# Bolens iseki



## Rhinson76 (May 6, 2021)

I have a bolens iseki g152 tractor serial number 003061 and it has a " P" and the end of those numbers and on the frame it has tx 1410 I'm just trying to find out the year of the tractor it has a k3a 3 cylinder diesel engine can anyone help me tell the year of my tractor all other stickers are faded out


----------



## pogobill (Jan 31, 2012)

Have a look to see if you can find a date stamped on one of the wheels.


----------



## Rhinson76 (May 6, 2021)

Would I have to take the wheel off


----------



## Rhinson76 (May 6, 2021)

Not seeing date on the back of the wheel or front of the wheel


----------



## pogobill (Jan 31, 2012)

I'd have a look on the outside first


----------



## Rhinson76 (May 6, 2021)

The only numbers I seen on the intire wheel was the wheel size


----------



## pogobill (Jan 31, 2012)

There is not very much info out there on these tractors. Seems that model designations change from time to time.. gives you a range of years your tractor was made.
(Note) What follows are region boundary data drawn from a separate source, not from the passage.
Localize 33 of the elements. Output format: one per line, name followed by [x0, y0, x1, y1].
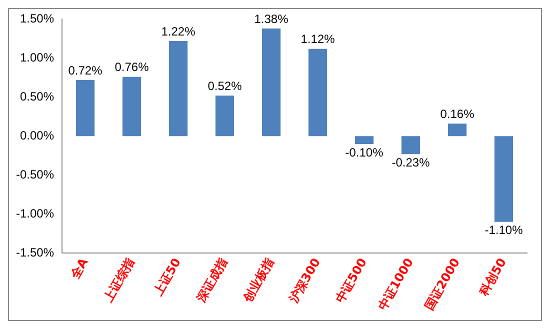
x-tick-label: 科创50	[476, 256, 510, 299]
data-label: 1.22%	[161, 24, 196, 38]
x-tick-label: 上证50	[150, 256, 184, 299]
y-tick-label: -0.50%	[16, 167, 54, 182]
x-tick-label: 全A	[67, 255, 91, 282]
data-label: 1.12%	[300, 32, 336, 46]
y-tick-label: -1.50%	[16, 245, 54, 260]
bar	[494, 136, 514, 222]
x-tick-label: 上证综指	[100, 256, 138, 306]
y-tick-label: 0.50%	[20, 89, 54, 104]
bar	[76, 80, 95, 136]
data-label: 0.16%	[440, 106, 475, 121]
data-label: 1.38%	[254, 12, 289, 26]
x-tick-label: 创业板指	[240, 256, 277, 306]
data-label: 0.72%	[68, 63, 103, 78]
y-tick-label: 1.50%	[20, 12, 54, 26]
data-label: -1.10%	[484, 223, 524, 238]
x-tick-label: 深证成指	[193, 256, 230, 306]
data-label: 0.52%	[208, 78, 242, 93]
bar	[448, 124, 467, 136]
y-tick-label: 0.00%	[20, 128, 54, 142]
y-tick-label: 1.00%	[20, 50, 54, 64]
data-label: -0.10%	[345, 145, 384, 160]
data-label: -0.23%	[392, 155, 430, 170]
y-tick-label: -1.00%	[16, 206, 54, 220]
bar	[262, 28, 281, 136]
bar	[122, 76, 142, 136]
bar	[215, 96, 234, 136]
bar	[354, 136, 374, 144]
bar	[168, 41, 188, 136]
data-label: 0.76%	[114, 60, 150, 74]
bar	[308, 48, 328, 136]
bar	[401, 136, 420, 154]
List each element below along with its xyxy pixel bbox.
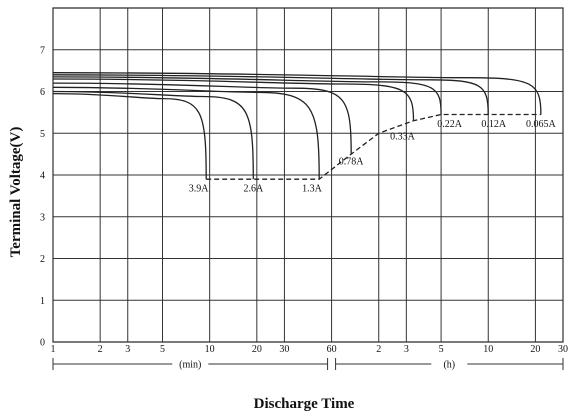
series-label: 0.22A	[437, 119, 463, 130]
series-0.22A-line	[52, 76, 442, 115]
y-tick-label: 3	[40, 212, 45, 223]
series-3.9A-line	[52, 92, 207, 180]
series-label: 0.33A	[390, 132, 416, 143]
x-axis-title: Discharge Time	[254, 396, 355, 412]
y-tick-label: 7	[40, 45, 45, 56]
series-0.78A-line	[52, 82, 352, 155]
grid	[52, 7, 564, 343]
y-tick-label: 2	[40, 254, 45, 265]
y-tick-label: 5	[40, 129, 45, 140]
series-0.12A-line	[52, 74, 489, 115]
series-2.6A-line	[52, 90, 254, 180]
series-1.3A-line	[52, 86, 320, 180]
x-tick-label: 5	[439, 344, 444, 355]
x-tick-label: 2	[98, 344, 103, 355]
min-range-label: (min)	[179, 360, 201, 371]
x-tick-label: 1	[51, 344, 56, 355]
y-axis-title: Terminal Voltage(V)	[8, 127, 24, 258]
series-label: 1.3A	[302, 184, 323, 195]
x-tick-label: 30	[558, 344, 568, 355]
series-0.065A-line	[52, 72, 542, 115]
labels: 3.9A 2.6A 1.3A 0.78A 0.33A 0.22A 0.12A 0.065A	[189, 119, 557, 195]
x-tick-label: 10	[205, 344, 215, 355]
series-label: 0.78A	[339, 157, 365, 168]
curves	[52, 72, 542, 180]
series-label: 2.6A	[243, 184, 264, 195]
x-tick-label: 5	[160, 344, 165, 355]
series-label: 0.12A	[481, 119, 507, 130]
x-tick-label: 60	[327, 344, 337, 355]
series-0.33A-line	[52, 78, 415, 121]
x-tick-label: 2	[376, 344, 381, 355]
y-tick-label: 0	[40, 338, 45, 349]
series-label: 3.9A	[189, 184, 210, 195]
x-tick-label: 20	[530, 344, 540, 355]
x-tick-label: 10	[483, 344, 493, 355]
x-tick-label: 3	[125, 344, 130, 355]
x-tick-label: 30	[279, 344, 289, 355]
y-tick-label: 4	[40, 171, 45, 182]
series-label: 0.065A	[526, 119, 557, 130]
y-tick-label: 1	[40, 296, 45, 307]
x-unit-markers: (min) (h)	[52, 358, 564, 371]
x-tick-label: 3	[404, 344, 409, 355]
cutoff-voltage-line	[206, 113, 541, 180]
y-tick-label: 6	[40, 87, 45, 98]
x-tick-label: 20	[252, 344, 262, 355]
hour-range-label: (h)	[443, 360, 455, 371]
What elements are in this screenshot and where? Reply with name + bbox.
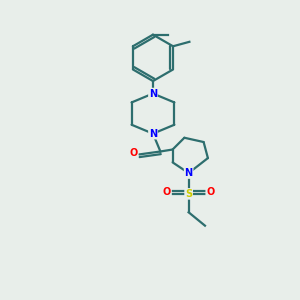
Text: N: N (149, 88, 157, 98)
Text: O: O (130, 148, 138, 158)
Text: S: S (185, 189, 192, 199)
Text: N: N (149, 129, 157, 139)
Text: O: O (206, 188, 214, 197)
Text: N: N (184, 168, 193, 178)
Text: O: O (163, 188, 171, 197)
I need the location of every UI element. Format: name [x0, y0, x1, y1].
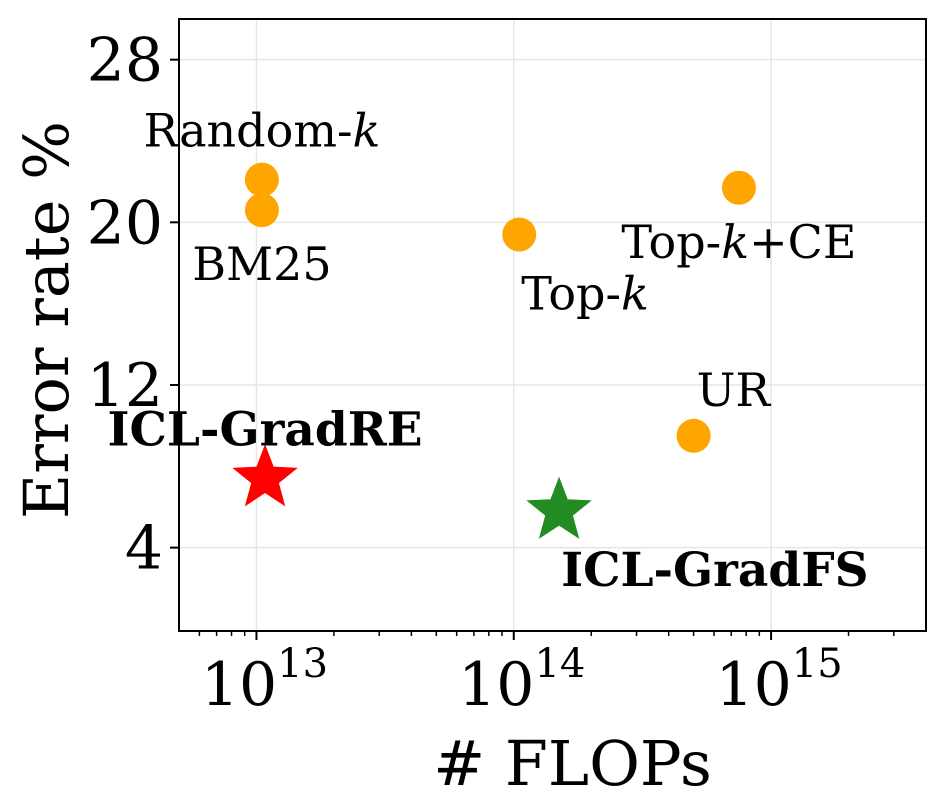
- x-tick-label: 1014: [458, 641, 585, 720]
- x-minor-ticks: [198, 631, 895, 636]
- point-ur: [676, 418, 711, 453]
- label-icl-gradfs: ICL-GradFS: [561, 543, 868, 598]
- y-tick-label: 20: [87, 188, 163, 258]
- y-tick-label: 12: [87, 351, 163, 421]
- grid-lines: [179, 19, 926, 631]
- x-axis-ticks: 1013 1014 1015: [201, 631, 843, 720]
- point-top-k: [502, 217, 537, 252]
- point-random-k: [244, 162, 279, 197]
- label-top-k: Top-k: [521, 267, 649, 321]
- x-tick-label: 1015: [715, 641, 842, 720]
- y-axis-title: Error rate %: [10, 121, 83, 519]
- label-ur: UR: [697, 363, 772, 417]
- label-icl-gradre: ICL-GradRE: [108, 403, 423, 458]
- y-axis-ticks: 4 12 20 28: [87, 26, 179, 584]
- x-axis-title: # FLOPs: [433, 727, 712, 800]
- plot-frame: [178, 18, 927, 632]
- label-random-k: Random-k: [143, 104, 380, 158]
- data-points: [232, 162, 756, 539]
- y-tick-label: 28: [87, 26, 163, 96]
- y-tick-label: 4: [125, 514, 163, 584]
- point-icl-gradfs: [526, 476, 592, 539]
- point-icl-gradre: [232, 444, 298, 507]
- point-top-k-ce: [721, 170, 756, 205]
- label-top-k-ce: Top-k+CE: [621, 215, 856, 269]
- x-tick-label: 1013: [201, 641, 328, 720]
- label-bm25: BM25: [192, 237, 331, 291]
- point-bm25: [244, 193, 279, 228]
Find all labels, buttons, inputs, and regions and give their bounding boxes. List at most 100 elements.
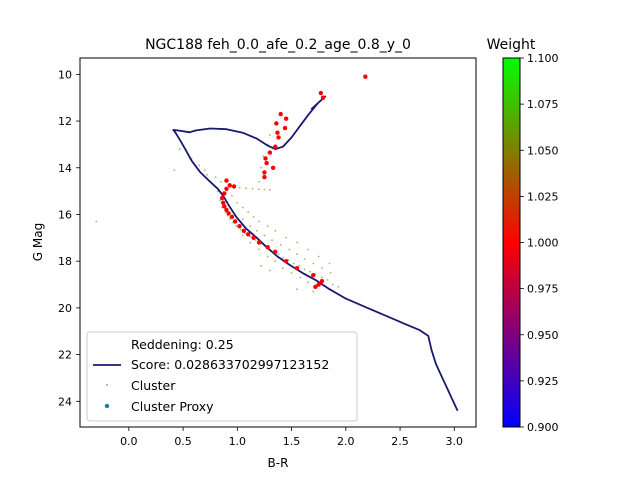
cluster-point-82 [274,229,277,232]
proxy-point-2 [320,95,326,100]
colorbar-ticks: 0.900 0.925 0.950 0.975 1.000 1.025 1.050 1.075… [520,52,559,434]
cluster-point-12 [251,187,254,190]
proxy-point-11 [263,156,268,161]
legend-cluster-marker [106,384,108,386]
proxy-point-22 [221,200,226,205]
cluster-point-57 [296,253,298,256]
cluster-point-10 [238,186,241,189]
cluster-point-17 [260,166,263,169]
proxy-point-8 [276,135,281,140]
x-tick-label-5: 2.5 [391,435,409,448]
y-tick-label-5: 20 [58,302,72,315]
x-tick-label-3: 1.5 [283,435,301,448]
cluster-point-62 [241,234,244,237]
colorbar: Weight 0.900 0.925 0.950 0.975 1.000 1.025 1.0… [487,37,559,434]
cluster-point-69 [299,276,302,279]
cluster-point-7 [214,176,217,179]
legend-proxy-marker [104,403,110,409]
y-tick-label-3: 16 [58,208,72,221]
legend-reddening: Reddening: 0.25 [131,337,234,352]
proxy-point-37 [311,272,316,278]
cluster-point-70 [306,281,309,284]
proxy-point-23 [222,204,227,209]
proxy-point-25 [226,211,231,216]
cluster-point-79 [252,215,255,218]
cluster-point-65 [266,255,269,258]
cluster-point-80 [258,220,260,223]
proxy-point-30 [245,232,251,237]
cluster-point-14 [263,188,266,191]
cluster-point-5 [203,169,206,172]
proxy-point-10 [267,150,273,155]
proxy-point-35 [283,258,289,264]
cluster-point-41 [298,264,301,267]
cluster-point-53 [263,234,266,237]
cluster-point-56 [288,248,291,251]
proxy-point-34 [273,249,278,255]
cluster-point-67 [281,267,284,270]
y-tick-label-7: 24 [58,395,72,408]
y-tick-label-0: 10 [58,68,72,81]
colorbar-tick-label-1: 0.925 [527,375,559,388]
proxy-point-3 [278,111,283,117]
proxy-point-20 [222,191,227,196]
proxy-point-40 [313,284,318,290]
colorbar-tick-label-5: 1.025 [527,190,559,203]
proxy-point-24 [224,207,229,213]
cluster-point-11 [245,187,247,190]
colorbar-gradient [502,57,521,428]
colorbar-tick-label-0: 0.900 [527,421,559,434]
cluster-point-47 [331,283,334,286]
cluster-point-46 [326,278,329,281]
cluster-point-37 [277,253,280,256]
cluster-point-68 [290,271,293,274]
colorbar-tick-label-7: 1.075 [527,98,559,111]
cluster-point-74 [312,290,315,293]
x-tick-label-6: 3.0 [446,435,464,448]
cluster-point-32 [254,239,257,242]
cluster-point-1 [173,169,176,172]
cluster-point-85 [306,248,309,251]
cluster-point-72 [268,269,271,272]
cluster-point-13 [258,188,260,191]
colorbar-tick-label-6: 1.050 [527,144,559,157]
marks-layer [95,74,459,412]
colorbar-tick-label-3: 0.975 [527,283,559,296]
cluster-point-4 [198,164,201,167]
cluster-point-15 [268,189,271,191]
proxy-point-0 [363,74,368,79]
colorbar-tick-label-8: 1.100 [527,52,559,65]
plot-frame [79,57,477,428]
proxy-point-36 [294,265,300,271]
proxy-point-38 [319,278,325,284]
proxy-point-19 [224,186,229,191]
y-tick-label-6: 22 [58,349,72,362]
proxy-point-15 [262,174,267,180]
cluster-point-59 [312,262,315,265]
cluster-point-20 [268,134,271,136]
cluster-point-71 [260,264,263,267]
y-tick-label-4: 18 [58,255,72,268]
y-tick-label-2: 14 [58,162,72,175]
x-tick-label-4: 2.0 [337,435,355,448]
proxy-point-5 [274,121,279,126]
proxy-point-4 [283,116,289,121]
cluster-point-31 [249,235,252,238]
legend-score: Score: 0.028633702997123152 [131,357,329,372]
legend-proxy: Cluster Proxy [131,399,214,414]
proxy-point-17 [227,183,232,188]
cluster-point-64 [258,248,260,251]
isochrone-line [172,95,459,412]
cluster-point-18 [262,155,265,157]
cluster-point-26 [228,218,231,221]
y-tick-label-1: 12 [58,115,72,128]
cluster-point-58 [303,257,306,260]
cluster-point-8 [220,180,222,183]
proxy-point-14 [262,170,267,175]
cluster-point-42 [303,268,306,271]
x-axis: 0.0 0.5 1.0 1.5 2.0 2.5 3.0 [120,427,463,448]
cluster-point-75 [230,194,233,197]
cluster-point-81 [266,225,269,228]
cluster-point-76 [236,201,239,204]
cluster-point-6 [206,173,208,176]
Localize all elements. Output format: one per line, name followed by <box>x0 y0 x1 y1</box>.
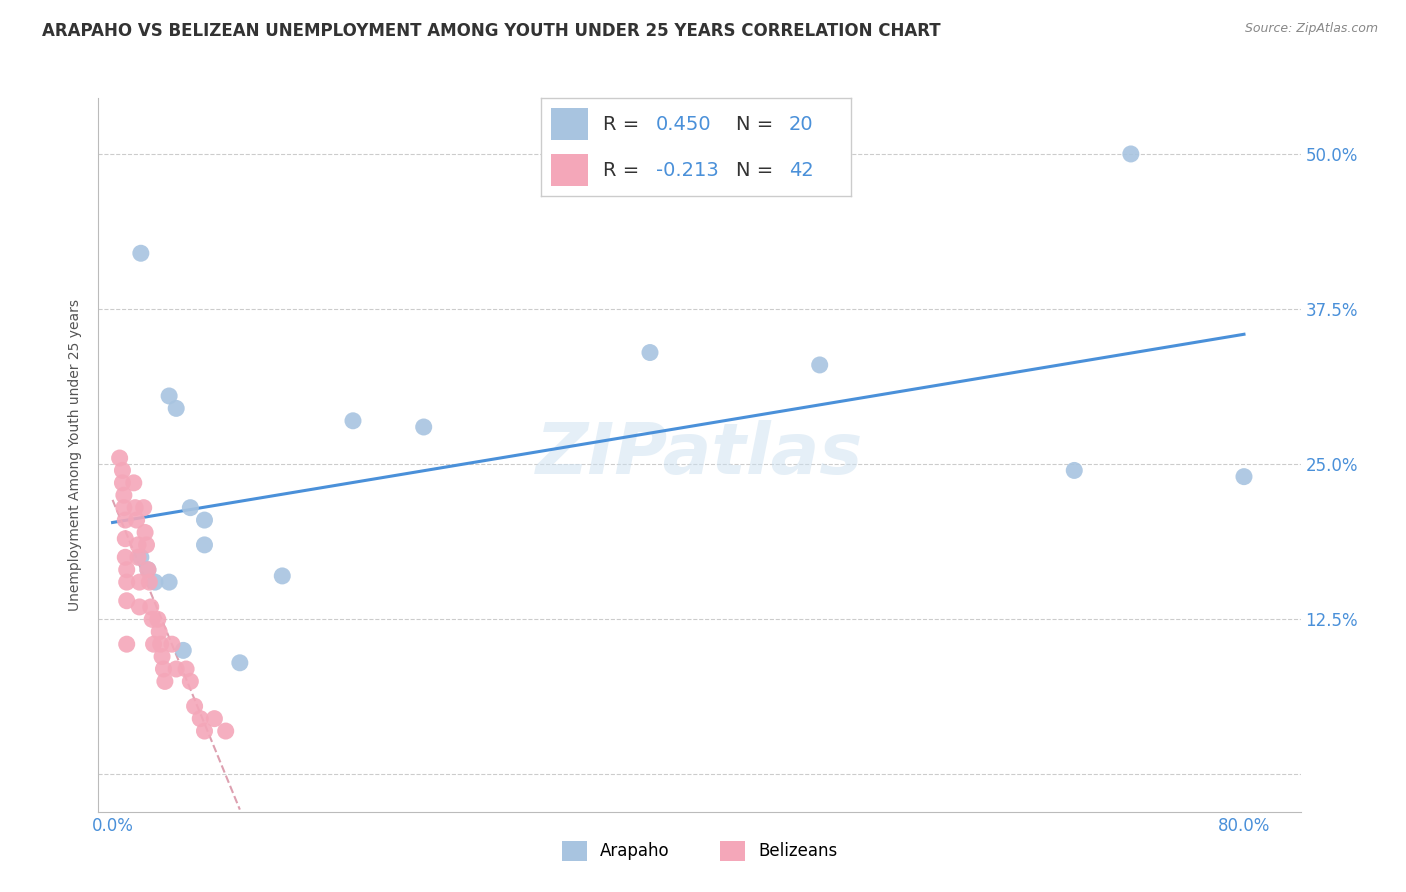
Text: R =: R = <box>603 161 645 180</box>
Text: ZIPatlas: ZIPatlas <box>536 420 863 490</box>
Point <box>143 575 166 590</box>
Text: ARAPAHO VS BELIZEAN UNEMPLOYMENT AMONG YOUTH UNDER 25 YEARS CORRELATION CHART: ARAPAHO VS BELIZEAN UNEMPLOYMENT AMONG Y… <box>42 22 941 40</box>
Point <box>114 532 136 546</box>
Point <box>134 525 156 540</box>
Point <box>160 637 183 651</box>
Point <box>149 637 172 651</box>
Point <box>115 637 138 651</box>
FancyBboxPatch shape <box>551 108 588 140</box>
Point <box>193 724 215 739</box>
Point <box>152 662 174 676</box>
Point <box>808 358 831 372</box>
Point <box>128 599 150 614</box>
Point <box>172 643 194 657</box>
Point <box>127 538 149 552</box>
Point <box>157 575 180 590</box>
FancyBboxPatch shape <box>551 154 588 186</box>
Point <box>135 538 157 552</box>
Point <box>124 500 146 515</box>
Point <box>150 649 173 664</box>
Point <box>229 656 252 670</box>
Text: N =: N = <box>737 161 780 180</box>
Point <box>202 712 225 726</box>
Point <box>179 674 201 689</box>
Point <box>111 463 134 477</box>
Point <box>114 513 136 527</box>
Point <box>115 593 138 607</box>
Point <box>114 550 136 565</box>
Point <box>136 563 159 577</box>
Point <box>125 513 148 527</box>
Point <box>342 414 364 428</box>
Point <box>128 575 150 590</box>
Text: R =: R = <box>603 114 645 134</box>
Point <box>111 475 134 490</box>
Point <box>108 450 131 465</box>
Point <box>1063 463 1085 477</box>
Point <box>142 637 165 651</box>
Point <box>412 420 434 434</box>
Point <box>136 563 159 577</box>
Point <box>132 500 155 515</box>
Point <box>141 612 163 626</box>
Point <box>1119 147 1142 161</box>
Point <box>165 662 187 676</box>
Point <box>122 475 145 490</box>
Point <box>215 724 238 739</box>
Point <box>153 674 176 689</box>
Point <box>115 575 138 590</box>
Point <box>1233 469 1256 483</box>
Point <box>112 488 135 502</box>
Text: 20: 20 <box>789 114 814 134</box>
Point <box>165 401 187 416</box>
Text: -0.213: -0.213 <box>655 161 718 180</box>
Point <box>188 712 211 726</box>
Point <box>138 575 160 590</box>
Point <box>638 345 661 359</box>
Point <box>183 699 205 714</box>
Point <box>112 500 135 515</box>
Point <box>115 563 138 577</box>
Point <box>129 246 152 260</box>
Text: Source: ZipAtlas.com: Source: ZipAtlas.com <box>1244 22 1378 36</box>
Point <box>271 569 294 583</box>
Point <box>157 389 180 403</box>
Point <box>193 538 215 552</box>
Text: N =: N = <box>737 114 780 134</box>
Point <box>127 550 149 565</box>
Point <box>179 500 201 515</box>
Point <box>148 624 170 639</box>
Text: 42: 42 <box>789 161 814 180</box>
Point <box>139 599 162 614</box>
Point <box>193 513 215 527</box>
Point <box>129 550 152 565</box>
Text: 0.450: 0.450 <box>655 114 711 134</box>
Legend: Arapaho, Belizeans: Arapaho, Belizeans <box>555 834 844 868</box>
Y-axis label: Unemployment Among Youth under 25 years: Unemployment Among Youth under 25 years <box>69 299 83 611</box>
Point <box>174 662 197 676</box>
Point <box>146 612 169 626</box>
Some had date stamped wheels, but if the wheels were changed at some point, it's not much use.
You may have to see if you can narrow down the date of manufacture of the engine to get you closer to the build date of your unit. Mitsubishi I believe.


----------



## Rhinson76 (May 6, 2021)

The engine is a k3a


----------



## Rhinson76 (May 6, 2021)

I do greatly appreciate the help I have a place to buy replacement parts the company is Sam's bolens in Indiana I had to order a bearing housing for the belly mower of my tractor and the bearings


----------



## Rhinson76 (May 6, 2021)

I look at it every piece I'm putting on it is like a weird restoration but I just use to make a little money not really trying to restore it because of course finding out buying the pieces as they break are getting very expensive especially since the guy i get them from must have cornered the market on the parts


----------



## Rhinson76 (May 6, 2021)

Thank for your help


----------